Doch auch unter dem Blechkleid hatte sich was getan. Porsches 993 GT2 war weit mehr als nur Show. Der Motor war zwar bis auf Kleinigkeiten wie die Steuerungseinheit identisch mit dem 993 Turbo, doch der Porsche 993 GT2 hatte keinen Allradantrieb. Die Hinterräder müssen also ganz allein einen ständigen Kampf mit 430 Pferdchen und 540 Nm an der Grenze zwischen Haft- und Gleitreibung ausfechten. Ohne Traktionskontrolle versteht sich…

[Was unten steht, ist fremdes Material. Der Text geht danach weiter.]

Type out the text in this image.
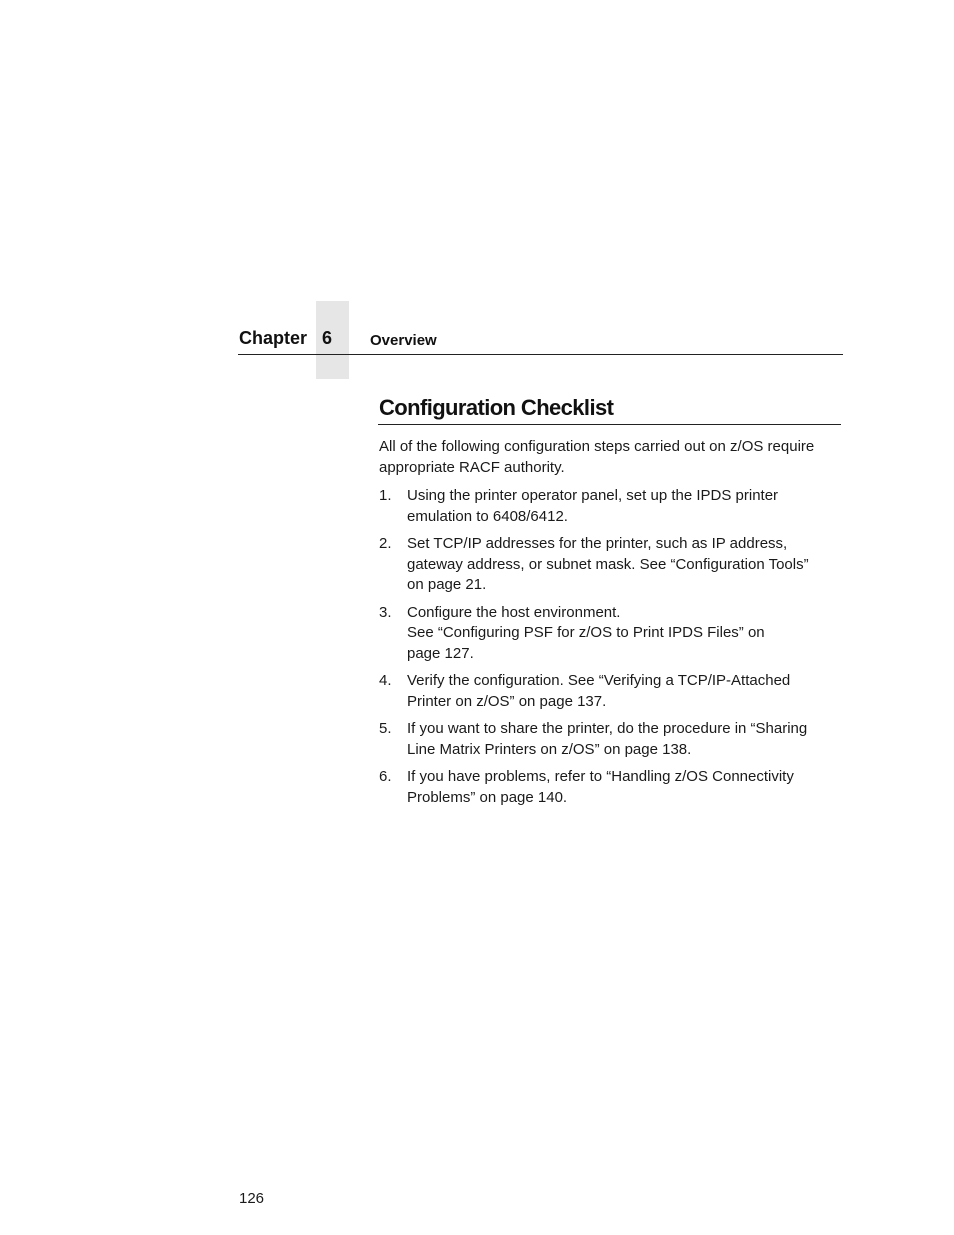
Chapter 6	Overview
Configuration Checklist

All of the following configuration steps carried out on z/OS require appropriate RACF authority.

1.	Using the printer operator panel, set up the IPDS printer
emulation to 6408/6412.
2.	Set TCP/IP addresses for the printer, such as IP address,
gateway address, or subnet mask. See “Configuration Tools”
on page 21.
3.	Configure the host environment.
See “Configuring PSF for z/OS to Print IPDS Files” on
page 127.
4.	Verify the configuration. See “Verifying a TCP/IP-Attached
Printer on z/OS” on page 137.
5.	If you want to share the printer, do the procedure in “Sharing
Line Matrix Printers on z/OS” on page 138.
6.	If you have problems, refer to “Handling z/OS Connectivity
Problems” on page 140.
126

Wer sich auch nur ein Fünkchen für Porsche interessiert, der weiß, dass es nicht mit mehr Leistung getan war. Der Porsche 993 GT2 erhielt extrem leichte Speedline Felgen, die sogar zum Teil aus Magnesium gefertigt waren. Außerdem wurden dünnere Scheiben vom Carrera RS verwandt und die Rückbank musste genauso weichen wie die elektrischen Fensterheber und die elektrische Spiegelverstellung.
Dass all diese Maßnahmen auch Früchte trugen, zeigte sich auf der Waage: 1.295 Kilogramm. Über 200 Kilo weniger als der Turbo. Somit ist der Porsche 993 GT2 der leichteste, stärkste und auch schnellste 993 überhaupt. Kein anderer luftgekühlter Porsche kann auch nur annähernd mit seinen von der Fachpresse gemessenen 3,9 Sekunden von 0-100 km/h und 296 km/h Spitze mithalten.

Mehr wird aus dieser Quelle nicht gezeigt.